As important as the oil reserves themselves became, the railroad delivered the wealth. It created the conditions for Texas to become the energy capital of the last century. And that’s the point. Build the dam today so you can capture the floodwaters tomorrow. Today, the modern infrastructure equivalents lie in the twin realms of microchip manufacturing and data-center capacity.
While it’s technically true that these centers could be built anywhere, Texas’ varied geography, topology, conservative governance, skilled labor, and climate allow it to concentrate cost-efficient tech hubs in under-utilized regions of the state.
In Grayson County, an exurban micropolitan area with 150,000 people, 60 miles from Dallas, both Texas Instruments (TI) and Global Wafer invested billions—with billions more to come—to reshore chip and wafer production in the United States. They chose the site because of nearby Lake Texoma and the Denison Dam, which provide clean, consistent power and water, the two ingredients that bedevil the chipmaking process everywhere else.
And while water and electricity vex chipmaking, the AI data centers that use those chips make that usage look quaint. But Texas has more than enough utilities, thanks in part to mistakes it’s made along the way. Texas learned a lot from the near collapse of its independent grid during Winter Storm Uri in 2021. The deregulated market, the only one like it in the United States, allows producers to avoid certain federal regulations and bring new supply to the market quickly. It also allows a data center to build its own power station, use it for its own purposes, and sell excess power back to the grid.
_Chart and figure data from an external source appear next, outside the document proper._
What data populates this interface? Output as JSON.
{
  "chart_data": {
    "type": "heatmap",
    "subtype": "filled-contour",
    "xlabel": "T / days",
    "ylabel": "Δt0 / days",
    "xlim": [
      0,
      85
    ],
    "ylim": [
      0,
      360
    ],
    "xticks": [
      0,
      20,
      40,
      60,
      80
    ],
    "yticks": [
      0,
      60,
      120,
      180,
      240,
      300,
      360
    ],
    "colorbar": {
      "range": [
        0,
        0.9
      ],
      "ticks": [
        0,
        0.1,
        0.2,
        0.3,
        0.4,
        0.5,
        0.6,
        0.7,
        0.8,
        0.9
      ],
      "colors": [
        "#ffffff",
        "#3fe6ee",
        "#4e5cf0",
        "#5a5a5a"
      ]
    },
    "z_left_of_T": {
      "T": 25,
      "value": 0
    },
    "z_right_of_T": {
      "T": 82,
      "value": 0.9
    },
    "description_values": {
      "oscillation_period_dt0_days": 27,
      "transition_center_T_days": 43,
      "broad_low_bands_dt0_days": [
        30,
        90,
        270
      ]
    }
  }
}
Meta’s El Paso facility fits that mold. Meta has committed to making its facility as environmentally conscious as possible, but even the best-run GPU farms still require extensive cooling. Those chips hit oven-level temperatures without it. Yet Meta’s plan will double the amount of water it returns to the system through its closed-loop recycling process. In the desert, no less.
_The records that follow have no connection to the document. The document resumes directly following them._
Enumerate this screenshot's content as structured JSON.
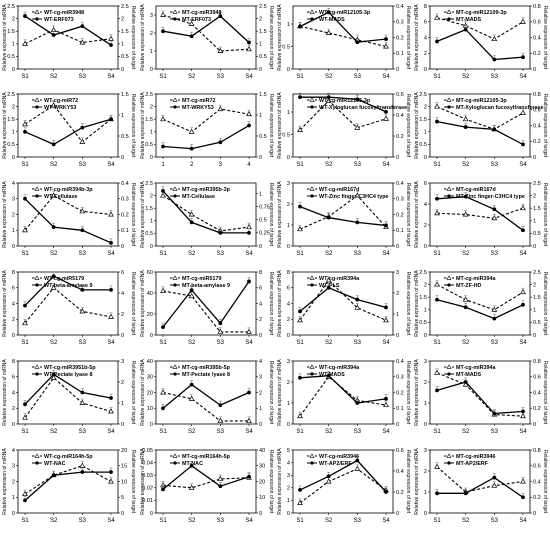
{
  "figure": {
    "left_axis_label": "Relative expression of miRNA",
    "right_axis_label": "Relative expression of target"
  },
  "chart_data": [
    {
      "type": "line",
      "x": [
        "S1",
        "S2",
        "S3",
        "S4"
      ],
      "ylim": [
        0,
        2.5
      ],
      "y2lim": [
        0,
        2.5
      ],
      "series": [
        {
          "name": "WT-cg-miR3948",
          "style": "dashed",
          "marker": "triangle",
          "axis": "right",
          "values": [
            1.0,
            1.55,
            1.05,
            1.2
          ]
        },
        {
          "name": "WT-ERF073",
          "style": "solid",
          "marker": "circle",
          "axis": "left",
          "values": [
            2.1,
            1.35,
            1.7,
            0.95
          ]
        }
      ]
    },
    {
      "type": "line",
      "x": [
        "S1",
        "S2",
        "S3",
        "S4"
      ],
      "ylim": [
        0,
        3.5
      ],
      "y2lim": [
        0,
        2.5
      ],
      "series": [
        {
          "name": "MT-cg-miR3948",
          "style": "dashed",
          "marker": "triangle",
          "axis": "left",
          "values": [
            3.0,
            2.5,
            1.0,
            1.1
          ]
        },
        {
          "name": "MT-ERF073",
          "style": "solid",
          "marker": "circle",
          "axis": "right",
          "values": [
            1.5,
            1.3,
            2.1,
            1.05
          ]
        }
      ]
    },
    {
      "type": "line",
      "x": [
        "S1",
        "S2",
        "S3",
        "S4"
      ],
      "ylim": [
        0,
        1.4
      ],
      "y2lim": [
        0,
        0.4
      ],
      "series": [
        {
          "name": "WT-cg-miR12105-3p",
          "style": "dashed",
          "marker": "triangle",
          "axis": "left",
          "values": [
            0.95,
            0.8,
            0.65,
            0.5
          ]
        },
        {
          "name": "WT-MADS",
          "style": "solid",
          "marker": "circle",
          "axis": "right",
          "values": [
            0.27,
            0.36,
            0.17,
            0.19
          ]
        }
      ]
    },
    {
      "type": "line",
      "x": [
        "S1",
        "S2",
        "S3",
        "S4"
      ],
      "ylim": [
        0,
        8
      ],
      "y2lim": [
        0,
        0.8
      ],
      "series": [
        {
          "name": "MT-cg-miR12109-3p",
          "style": "dashed",
          "marker": "triangle",
          "axis": "left",
          "values": [
            6.5,
            5.5,
            3.8,
            6.0
          ]
        },
        {
          "name": "MT-MADS",
          "style": "solid",
          "marker": "circle",
          "axis": "right",
          "values": [
            0.35,
            0.5,
            0.12,
            0.15
          ]
        }
      ]
    },
    {
      "type": "line",
      "x": [
        "S1",
        "S2",
        "S3",
        "S4"
      ],
      "ylim": [
        0,
        2.5
      ],
      "y2lim": [
        0,
        1.5
      ],
      "series": [
        {
          "name": "WT-cg-miR72",
          "style": "dashed",
          "marker": "triangle",
          "axis": "left",
          "values": [
            1.3,
            2.05,
            0.6,
            1.5
          ]
        },
        {
          "name": "WT-WRKY53",
          "style": "solid",
          "marker": "circle",
          "axis": "right",
          "values": [
            0.6,
            0.3,
            0.7,
            0.9
          ]
        }
      ]
    },
    {
      "type": "line",
      "x": [
        "1",
        "2",
        "3",
        "4"
      ],
      "ylim": [
        0,
        2.5
      ],
      "y2lim": [
        0,
        1.5
      ],
      "series": [
        {
          "name": "MT-cg-miR72",
          "style": "dashed",
          "marker": "triangle",
          "axis": "left",
          "values": [
            1.5,
            1.0,
            1.9,
            1.7
          ]
        },
        {
          "name": "MT-WRKY53",
          "style": "solid",
          "marker": "circle",
          "axis": "right",
          "values": [
            0.25,
            0.2,
            0.35,
            0.75
          ]
        }
      ]
    },
    {
      "type": "line",
      "x": [
        "S1",
        "S2",
        "S3",
        "S4"
      ],
      "ylim": [
        0,
        1.4
      ],
      "y2lim": [
        0,
        0.6
      ],
      "series": [
        {
          "name": "WT-cg-miR12105-3p",
          "style": "dashed",
          "marker": "triangle",
          "axis": "left",
          "values": [
            0.6,
            1.25,
            0.65,
            0.85
          ]
        },
        {
          "name": "WT-Xyloglucan fucosyltransferase",
          "style": "solid",
          "marker": "circle",
          "axis": "right",
          "values": [
            0.57,
            0.57,
            0.55,
            0.43
          ]
        }
      ]
    },
    {
      "type": "line",
      "x": [
        "S1",
        "S2",
        "S3",
        "S4"
      ],
      "ylim": [
        0,
        2.5
      ],
      "y2lim": [
        0,
        0.8
      ],
      "series": [
        {
          "name": "MT-cg-miR12105-3p",
          "style": "dashed",
          "marker": "triangle",
          "axis": "left",
          "values": [
            2.0,
            1.5,
            1.1,
            1.75
          ]
        },
        {
          "name": "MT-Xyloglucan fucosyltransferase",
          "style": "solid",
          "marker": "circle",
          "axis": "right",
          "values": [
            0.45,
            0.38,
            0.35,
            0.16
          ]
        }
      ]
    },
    {
      "type": "line",
      "x": [
        "S1",
        "S2",
        "S3",
        "S4"
      ],
      "ylim": [
        0,
        4
      ],
      "y2lim": [
        0,
        0.4
      ],
      "series": [
        {
          "name": "WT-cg-miR394b-3p",
          "style": "dashed",
          "marker": "triangle",
          "axis": "right",
          "values": [
            0.1,
            0.32,
            0.22,
            0.2
          ]
        },
        {
          "name": "WT-Cellulase",
          "style": "solid",
          "marker": "circle",
          "axis": "left",
          "values": [
            3.0,
            1.2,
            1.0,
            0.2
          ]
        }
      ]
    },
    {
      "type": "line",
      "x": [
        "S1",
        "S2",
        "S3",
        "S4"
      ],
      "ylim": [
        0,
        2.5
      ],
      "y2lim": [
        0,
        1.2
      ],
      "series": [
        {
          "name": "MT-cg-miR395b-3p",
          "style": "dashed",
          "marker": "triangle",
          "axis": "left",
          "values": [
            2.0,
            1.25,
            0.6,
            0.75
          ]
        },
        {
          "name": "MT-Cellulase",
          "style": "solid",
          "marker": "circle",
          "axis": "right",
          "values": [
            1.05,
            0.45,
            0.25,
            0.25
          ]
        }
      ]
    },
    {
      "type": "line",
      "x": [
        "S1",
        "S2",
        "S3",
        "S4"
      ],
      "ylim": [
        0,
        3
      ],
      "y2lim": [
        0,
        0.4
      ],
      "series": [
        {
          "name": "WT-cg-miR167d",
          "style": "dashed",
          "marker": "triangle",
          "axis": "left",
          "values": [
            0.8,
            1.4,
            2.4,
            0.9
          ]
        },
        {
          "name": "WT-Zinc finger-C3HC4 type",
          "style": "solid",
          "marker": "circle",
          "axis": "right",
          "values": [
            0.25,
            0.18,
            0.15,
            0.13
          ]
        }
      ]
    },
    {
      "type": "line",
      "x": [
        "S1",
        "S2",
        "S3",
        "S4"
      ],
      "ylim": [
        0,
        6
      ],
      "y2lim": [
        0,
        2.5
      ],
      "series": [
        {
          "name": "MT-cg-miR167d",
          "style": "dashed",
          "marker": "triangle",
          "axis": "right",
          "values": [
            1.3,
            1.25,
            1.1,
            1.5
          ]
        },
        {
          "name": "MT-Zinc finger-C3HC4 type",
          "style": "solid",
          "marker": "circle",
          "axis": "left",
          "values": [
            4.5,
            4.7,
            3.5,
            1.5
          ]
        }
      ]
    },
    {
      "type": "line",
      "x": [
        "S1",
        "S2",
        "S3",
        "S4"
      ],
      "ylim": [
        0,
        8
      ],
      "y2lim": [
        0,
        6
      ],
      "series": [
        {
          "name": "WT-cg-miR5179",
          "style": "dashed",
          "marker": "triangle",
          "axis": "left",
          "values": [
            1.5,
            6.0,
            3.0,
            2.3
          ]
        },
        {
          "name": "WT-beta-amylase 9",
          "style": "solid",
          "marker": "circle",
          "axis": "right",
          "values": [
            2.8,
            5.6,
            4.3,
            4.3
          ]
        }
      ]
    },
    {
      "type": "line",
      "x": [
        "S1",
        "S2",
        "S3",
        "S4"
      ],
      "ylim": [
        0,
        60
      ],
      "y2lim": [
        0,
        8
      ],
      "series": [
        {
          "name": "MT-cg-miR5179",
          "style": "dashed",
          "marker": "triangle",
          "axis": "left",
          "values": [
            42,
            37,
            3,
            3
          ]
        },
        {
          "name": "MT-beta-amylase 9",
          "style": "solid",
          "marker": "circle",
          "axis": "right",
          "values": [
            1.0,
            5.7,
            1.5,
            6.8
          ]
        }
      ]
    },
    {
      "type": "line",
      "x": [
        "S1",
        "S2",
        "S3",
        "S4"
      ],
      "ylim": [
        0,
        8
      ],
      "y2lim": [
        0,
        3
      ],
      "series": [
        {
          "name": "WT-cg-miR394a",
          "style": "dashed",
          "marker": "triangle",
          "axis": "right",
          "values": [
            0.7,
            2.6,
            1.3,
            0.7
          ]
        },
        {
          "name": "WT-PLS",
          "style": "solid",
          "marker": "circle",
          "axis": "left",
          "values": [
            3.0,
            6.0,
            4.5,
            3.5
          ]
        }
      ]
    },
    {
      "type": "line",
      "x": [
        "S1",
        "S2",
        "S3",
        "S4"
      ],
      "ylim": [
        0,
        2.5
      ],
      "y2lim": [
        0,
        2.5
      ],
      "series": [
        {
          "name": "MT-cg-miR394a",
          "style": "dashed",
          "marker": "triangle",
          "axis": "left",
          "values": [
            2.0,
            1.4,
            1.0,
            1.7
          ]
        },
        {
          "name": "MT-ZF-HD",
          "style": "solid",
          "marker": "circle",
          "axis": "right",
          "values": [
            1.4,
            1.1,
            0.65,
            1.2
          ]
        }
      ]
    },
    {
      "type": "line",
      "x": [
        "S1",
        "S2",
        "S3",
        "S4"
      ],
      "ylim": [
        0,
        8
      ],
      "y2lim": [
        0,
        3.0
      ],
      "series": [
        {
          "name": "WT-cg-miR3951b-5p",
          "style": "dashed",
          "marker": "triangle",
          "axis": "right",
          "values": [
            0.3,
            2.2,
            1.0,
            0.6
          ]
        },
        {
          "name": "WT-Pectate lyase 8",
          "style": "solid",
          "marker": "circle",
          "axis": "left",
          "values": [
            2.5,
            6.3,
            4.0,
            3.3
          ]
        }
      ]
    },
    {
      "type": "line",
      "x": [
        "S1",
        "S2",
        "S3",
        "S4"
      ],
      "ylim": [
        0,
        40
      ],
      "y2lim": [
        0,
        4
      ],
      "series": [
        {
          "name": "MT-cg-miR395b-5p",
          "style": "dashed",
          "marker": "triangle",
          "axis": "left",
          "values": [
            20,
            16,
            2,
            2
          ]
        },
        {
          "name": "MT-Pectate lyase 8",
          "style": "solid",
          "marker": "circle",
          "axis": "right",
          "values": [
            1.0,
            2.5,
            1.2,
            2.0
          ]
        }
      ]
    },
    {
      "type": "line",
      "x": [
        "S1",
        "S2",
        "S3",
        "S4"
      ],
      "ylim": [
        0,
        3
      ],
      "y2lim": [
        0,
        0.4
      ],
      "series": [
        {
          "name": "WT-cg-miR394a",
          "style": "dashed",
          "marker": "triangle",
          "axis": "right",
          "values": [
            0.05,
            0.3,
            0.15,
            0.12
          ]
        },
        {
          "name": "WT-MADS",
          "style": "solid",
          "marker": "circle",
          "axis": "left",
          "values": [
            2.2,
            2.3,
            1.0,
            1.2
          ]
        }
      ]
    },
    {
      "type": "line",
      "x": [
        "S1",
        "S2",
        "S3",
        "S4"
      ],
      "ylim": [
        0,
        3
      ],
      "y2lim": [
        0,
        0.8
      ],
      "series": [
        {
          "name": "MT-cg-miR394a",
          "style": "dashed",
          "marker": "triangle",
          "axis": "right",
          "values": [
            0.65,
            0.5,
            0.12,
            0.1
          ]
        },
        {
          "name": "MT-MADS",
          "style": "solid",
          "marker": "circle",
          "axis": "left",
          "values": [
            1.6,
            2.0,
            0.5,
            0.6
          ]
        }
      ]
    },
    {
      "type": "line",
      "x": [
        "S1",
        "S2",
        "S3",
        "S4"
      ],
      "ylim": [
        0,
        4
      ],
      "y2lim": [
        0,
        20
      ],
      "series": [
        {
          "name": "WT-cg-miR164h-5p",
          "style": "dashed",
          "marker": "triangle",
          "axis": "left",
          "values": [
            1.2,
            2.4,
            3.0,
            2.0
          ]
        },
        {
          "name": "WT-NAC",
          "style": "solid",
          "marker": "circle",
          "axis": "right",
          "values": [
            4,
            12,
            13,
            13
          ]
        }
      ]
    },
    {
      "type": "line",
      "x": [
        "S1",
        "S2",
        "S3",
        "S4"
      ],
      "ylim": [
        0,
        0.05
      ],
      "y2lim": [
        0,
        40
      ],
      "series": [
        {
          "name": "MT-cg-miR164h-5p",
          "style": "dashed",
          "marker": "triangle",
          "axis": "left",
          "values": [
            0.022,
            0.02,
            0.027,
            0.028
          ]
        },
        {
          "name": "MT-NAC",
          "style": "solid",
          "marker": "circle",
          "axis": "right",
          "values": [
            15,
            30,
            17,
            23
          ]
        }
      ]
    },
    {
      "type": "line",
      "x": [
        "S1",
        "S2",
        "S3",
        "S4"
      ],
      "ylim": [
        0,
        5
      ],
      "y2lim": [
        0,
        0.6
      ],
      "series": [
        {
          "name": "WT-cg-miR3946",
          "style": "dashed",
          "marker": "triangle",
          "axis": "left",
          "values": [
            0.8,
            2.5,
            3.5,
            1.8
          ]
        },
        {
          "name": "WT-AP2/ERF",
          "style": "solid",
          "marker": "circle",
          "axis": "right",
          "values": [
            0.22,
            0.35,
            0.5,
            0.2
          ]
        }
      ]
    },
    {
      "type": "line",
      "x": [
        "S1",
        "S2",
        "S3",
        "S4"
      ],
      "ylim": [
        0,
        3
      ],
      "y2lim": [
        0,
        0.8
      ],
      "series": [
        {
          "name": "MT-cg-miR3946",
          "style": "dashed",
          "marker": "triangle",
          "axis": "left",
          "values": [
            2.2,
            1.0,
            1.3,
            1.5
          ]
        },
        {
          "name": "MT-AP2/ERF",
          "style": "solid",
          "marker": "circle",
          "axis": "right",
          "values": [
            0.25,
            0.25,
            0.45,
            0.2
          ]
        }
      ]
    }
  ]
}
This is the part critics always seem to miss. Beyond hardening the grid after Uri, Texas voters approved a dedicated $20 billion fund for water projects. Flood-drought cycles forced the state to innovate for a century. Texas has 188 lakes (or, more technically, reservoirs). Still, only one is naturally occurring—the rest were built because generations of leaders understood two truths: people will keep coming, and those people will need water. Preparing for growth wasn’t optional. It was survival.
That’s one reason why Texas, despite having roughly 80 percent of California’s population, uses double the electricity, and Texas doesn’t suffer the frequency of rolling blackouts that bedevil California. Highly inefficient and ill-placed agricultural industries don’t suck up our water. Texas has enough utilities for today, and it’s building more for tomorrow.
Meta’s El Paso project is not an outlier. It's the latest chapter in a familiar story. Railroads built the pipes for the oil boom. Oil built the backbone for the industrial boom. Microchips are reshoring because Texas has the power and the water. And AI is the next engine rolling down the track to the Texas station. Whatever future awaits, Texas will be ready: you can bet on it.